Another advantage of the Normal Flag is that the inside of the flagging foot can press against the wall. This will keep you against the wall and prevent you from swinging away from the wall like a barn door. “Barn door” is what climbers call it when you swing (or rotate) off the wall. When holding onto the wall with two points, i.e. one hand and one foot, each of those points acts like a hinge. The body will want to rotate around those hinges like a door. The flagging foot can keep the body from rotating by pressing against the wall.
In learning how to flag you will encounter a few challenges across the various pillars of climbing success (remember those? We listed them at the top of the article: strength, skill, mental strength and health).
Strength: Many supporting muscles are called upon to execute even a simple flagging move. The flagging leg should be held stiff in order to accurately control your balance, and the stationary leg needs to have adequate stability in the ankle and hip, as well. Stability in the hip and ankle requires strength and flexibility. Work on strengthening the hip flexors and the supporting muscles in the ankle. The hips and ankle will maintain your balance on small foot holds while your legs, arms, and core are pivoting around your center of gravity.
You will need to practice this type of motion. We consider this so important that Begin Climbing workouts always include hip exercises with leg strengthening, balance, and yoga poses with your core engaged. Fortunately this is not difficult to train.
- Strength exercises:
- Perform knee raises while hanging, and side leg lifts while lying down and standing up.
- Flexibility exercises:
- Tight muscles restrict your movement and require additional strength to move your body. Yoga stretches like Warrior Pose will help open up the hips. Continually improve your flexibility to reduce the energy it takes to hold climbing moves like flagging.
Skill: Balance is key for efficient flagging. The more stable you feel standing on one foot on the wall, the more confident you will be with extending your flagging leg and letting your arms relax. It takes time to improve our balance.
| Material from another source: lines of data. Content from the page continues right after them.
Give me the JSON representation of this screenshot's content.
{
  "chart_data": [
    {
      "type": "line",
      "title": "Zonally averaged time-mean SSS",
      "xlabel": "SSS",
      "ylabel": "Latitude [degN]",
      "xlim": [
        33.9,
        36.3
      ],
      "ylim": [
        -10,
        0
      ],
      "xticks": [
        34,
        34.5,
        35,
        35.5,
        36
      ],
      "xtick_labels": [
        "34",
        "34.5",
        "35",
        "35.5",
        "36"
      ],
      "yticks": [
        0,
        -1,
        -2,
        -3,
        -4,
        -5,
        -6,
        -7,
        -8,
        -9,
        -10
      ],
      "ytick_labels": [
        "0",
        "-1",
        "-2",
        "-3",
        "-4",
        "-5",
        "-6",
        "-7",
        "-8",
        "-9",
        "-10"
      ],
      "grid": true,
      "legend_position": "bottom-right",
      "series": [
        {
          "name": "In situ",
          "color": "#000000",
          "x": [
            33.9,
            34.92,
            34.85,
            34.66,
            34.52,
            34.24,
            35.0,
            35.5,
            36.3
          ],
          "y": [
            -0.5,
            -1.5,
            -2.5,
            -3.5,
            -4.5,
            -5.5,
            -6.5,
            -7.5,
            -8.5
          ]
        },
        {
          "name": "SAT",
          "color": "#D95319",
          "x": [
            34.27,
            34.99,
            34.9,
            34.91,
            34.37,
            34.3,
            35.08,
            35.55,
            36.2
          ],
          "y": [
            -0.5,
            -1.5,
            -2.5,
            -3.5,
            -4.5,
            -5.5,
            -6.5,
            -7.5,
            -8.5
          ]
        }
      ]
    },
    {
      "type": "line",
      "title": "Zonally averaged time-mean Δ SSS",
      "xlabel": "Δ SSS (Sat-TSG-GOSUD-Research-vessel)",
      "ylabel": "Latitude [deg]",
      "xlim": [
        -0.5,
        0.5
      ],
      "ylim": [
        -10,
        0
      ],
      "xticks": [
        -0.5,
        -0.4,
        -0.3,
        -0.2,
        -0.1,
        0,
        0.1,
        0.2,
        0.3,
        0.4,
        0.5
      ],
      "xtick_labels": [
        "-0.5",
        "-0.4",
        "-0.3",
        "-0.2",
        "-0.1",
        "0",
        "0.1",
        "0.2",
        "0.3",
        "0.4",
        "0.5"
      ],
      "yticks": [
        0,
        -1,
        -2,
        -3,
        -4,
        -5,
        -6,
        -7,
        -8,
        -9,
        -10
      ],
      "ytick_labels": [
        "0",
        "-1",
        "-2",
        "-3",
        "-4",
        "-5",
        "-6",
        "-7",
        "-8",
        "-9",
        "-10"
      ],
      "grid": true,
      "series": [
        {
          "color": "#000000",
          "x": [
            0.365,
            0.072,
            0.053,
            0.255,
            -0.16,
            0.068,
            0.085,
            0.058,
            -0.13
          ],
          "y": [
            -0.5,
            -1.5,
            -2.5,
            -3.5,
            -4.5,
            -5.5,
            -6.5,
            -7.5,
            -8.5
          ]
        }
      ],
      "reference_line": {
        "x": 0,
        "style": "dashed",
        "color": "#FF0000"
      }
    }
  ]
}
Gymnasts, dancers and skaters practice this for years, and climbing is no different.
- Balance exercises:
- Even though the best way to practice is on the wall, you can actually develop your balance at any time of the day. I suggest practicing balance while in line at the store, washing dishes, or brushing your teeth.
- Slacklining is a very popular activity for improving balance in the climbing community. It is is fun for climbers of all abilities, and can be practiced on recovery days when your body is resting.
Mental Capability: Taking a leg off the wall and extending it into open space or to an empty section of the wall is a very unusual (and possibly frightening) position to assume. You need to fight the instinct to keep all your hands and feet on the wall at all times. Flagging will make your climbing immensely easier and more efficient. You will need to retrain your brain to allow yourself to do this! Start by working on the three points above strength, skill, and mental capability.
PULLING IT ALL TOGETHER
At the gym. At your next gym session, try to use flagging as much as possible. The eventual goal is to use the most efficient body position for each move we learn, through practice. Our bodies and minds can only learn so many things at one time, so you will need to focus solely on flagging for several routes in order to get a feel for how to properly use this move on the wall. You will also be able to identify whether your balance is good enough, and your hips are strong and flexible enough to climb smoothly and efficiently. You will know that you have developed competence with flagging when you are able to climb smoothly and quietly on the wall while employing flagging during your climb.
- Climb the same route 3 times employing flagging as often and as smoothly as possible.
- On-sight (an ascent with no prior knowledge, without any rests or falls) additional routes with varying difficulty, terrain, and overhang, and employ flagging as you go.
To become the best climbers possible with the least amount of effort, we need to be intentional about our training. Spend a session focused on the skill of flagging and continue to develop your flagging into a solid skill you can employ without even thinking.